Austin, Texas’ The Black Angels have been assembling a modern spin on psychedelic rock since 2004. By channeling a hybrid of Velvet Undergound psych pop, Black Sabbath proto metal and Blue Cheer’s heavy blues they have lead a charge to nurture a psych community by helping to found and curate Austin Psych Fest, a four day music and arts festival dedicated to all things psychedelic.
Their recorded efforts have demonstrated a commitment to an assertive, dense, and kaleidoscopic worldview. While Indigo Meadow stays firmly rooted in these stylistic conventions it also offers some nuanced texture. By downsizing to a four piece the band has granted greater influence to producer and live mixer John Cagelton, resulting in a vibrant, compelling album with fresh production clout.

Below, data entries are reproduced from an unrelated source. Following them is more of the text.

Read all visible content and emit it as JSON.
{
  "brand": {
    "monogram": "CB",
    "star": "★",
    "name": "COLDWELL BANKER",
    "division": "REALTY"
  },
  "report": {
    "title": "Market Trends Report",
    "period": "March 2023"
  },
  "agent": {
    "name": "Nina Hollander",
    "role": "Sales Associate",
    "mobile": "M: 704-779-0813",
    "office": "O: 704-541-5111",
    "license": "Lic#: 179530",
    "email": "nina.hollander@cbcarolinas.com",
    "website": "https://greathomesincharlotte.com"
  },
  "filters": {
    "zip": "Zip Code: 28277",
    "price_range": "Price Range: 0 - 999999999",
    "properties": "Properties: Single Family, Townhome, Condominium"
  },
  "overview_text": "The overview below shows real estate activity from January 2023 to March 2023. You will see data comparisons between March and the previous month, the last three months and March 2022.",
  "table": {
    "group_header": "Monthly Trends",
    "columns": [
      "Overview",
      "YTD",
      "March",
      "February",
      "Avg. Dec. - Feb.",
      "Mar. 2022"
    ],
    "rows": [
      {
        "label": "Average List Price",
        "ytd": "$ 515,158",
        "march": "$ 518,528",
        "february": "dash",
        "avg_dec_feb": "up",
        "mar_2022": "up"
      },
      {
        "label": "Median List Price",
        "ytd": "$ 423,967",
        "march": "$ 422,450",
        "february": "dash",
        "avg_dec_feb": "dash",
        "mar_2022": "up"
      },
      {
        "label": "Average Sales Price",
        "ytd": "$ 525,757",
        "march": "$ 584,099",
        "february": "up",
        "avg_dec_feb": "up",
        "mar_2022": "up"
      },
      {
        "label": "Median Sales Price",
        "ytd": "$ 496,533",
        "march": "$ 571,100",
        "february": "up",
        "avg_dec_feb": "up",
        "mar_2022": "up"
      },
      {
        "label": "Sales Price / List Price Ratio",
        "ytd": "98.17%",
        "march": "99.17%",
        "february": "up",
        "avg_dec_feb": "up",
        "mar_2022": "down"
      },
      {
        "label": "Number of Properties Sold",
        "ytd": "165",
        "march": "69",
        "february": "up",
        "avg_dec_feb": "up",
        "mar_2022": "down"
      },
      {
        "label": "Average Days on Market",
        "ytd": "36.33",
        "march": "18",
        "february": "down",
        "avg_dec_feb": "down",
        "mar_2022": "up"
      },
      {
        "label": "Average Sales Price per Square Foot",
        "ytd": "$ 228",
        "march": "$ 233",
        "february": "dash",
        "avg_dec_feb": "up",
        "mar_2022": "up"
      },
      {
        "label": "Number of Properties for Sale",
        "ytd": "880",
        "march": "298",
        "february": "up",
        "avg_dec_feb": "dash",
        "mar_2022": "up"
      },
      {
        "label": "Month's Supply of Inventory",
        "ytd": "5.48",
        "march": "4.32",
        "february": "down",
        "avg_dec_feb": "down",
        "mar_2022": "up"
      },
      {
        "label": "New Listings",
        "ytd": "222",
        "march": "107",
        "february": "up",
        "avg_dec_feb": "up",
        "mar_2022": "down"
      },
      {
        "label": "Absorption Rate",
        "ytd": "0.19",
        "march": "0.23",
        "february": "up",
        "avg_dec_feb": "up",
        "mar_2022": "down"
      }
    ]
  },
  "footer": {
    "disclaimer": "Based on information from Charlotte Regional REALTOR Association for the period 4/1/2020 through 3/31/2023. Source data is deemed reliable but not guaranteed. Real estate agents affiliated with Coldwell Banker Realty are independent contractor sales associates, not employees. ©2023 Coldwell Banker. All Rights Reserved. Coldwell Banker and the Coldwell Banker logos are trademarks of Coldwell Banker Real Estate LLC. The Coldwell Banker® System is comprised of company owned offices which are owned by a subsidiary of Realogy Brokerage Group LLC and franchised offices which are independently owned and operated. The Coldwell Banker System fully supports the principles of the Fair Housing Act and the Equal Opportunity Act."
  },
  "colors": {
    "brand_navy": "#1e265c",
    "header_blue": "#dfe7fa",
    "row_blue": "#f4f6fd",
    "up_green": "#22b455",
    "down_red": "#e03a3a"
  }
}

The title track plays as theme song, filled with swirling organ atmosphere and Alex Mass’ weighty incantation of “always indigo”. Menacing and heavy on “Evil Things”, instrumentation is wound tightly and playing direct. The Angels’ strength lays in their ability to remain compact in their power, offering less musical sprawl then many of their contemporaries. As a whole the album flaunts this ability to burn with torrential intensity yet maintain Velvet Underground pop sensibility. The substantial mass of Christian Bland’s dark, distorted power chords overlay crisp drumming from Stephanie Bailey and precise, linear bass work from Mass and Kyle Hunt. “Don’t Play with Guns” is fierce, fiery and ominous but “Holland” and “Twisted Light” shift the color palette, exuding thick shadows that lean and lurk with tight organ and guitar exploration. “You’re Mine”, “Love Me Forever” and “The Day” highlight a power blues and psych pop side.
The Angels excel most at quickly creating a heavy mood. With the brooding textures from Cagelton, Mass’ opaque and foreboding lyrics, and wickedly succinct instrumentation Indigo Meadow affirms and deepens a growing catalog of cavernous psych rock.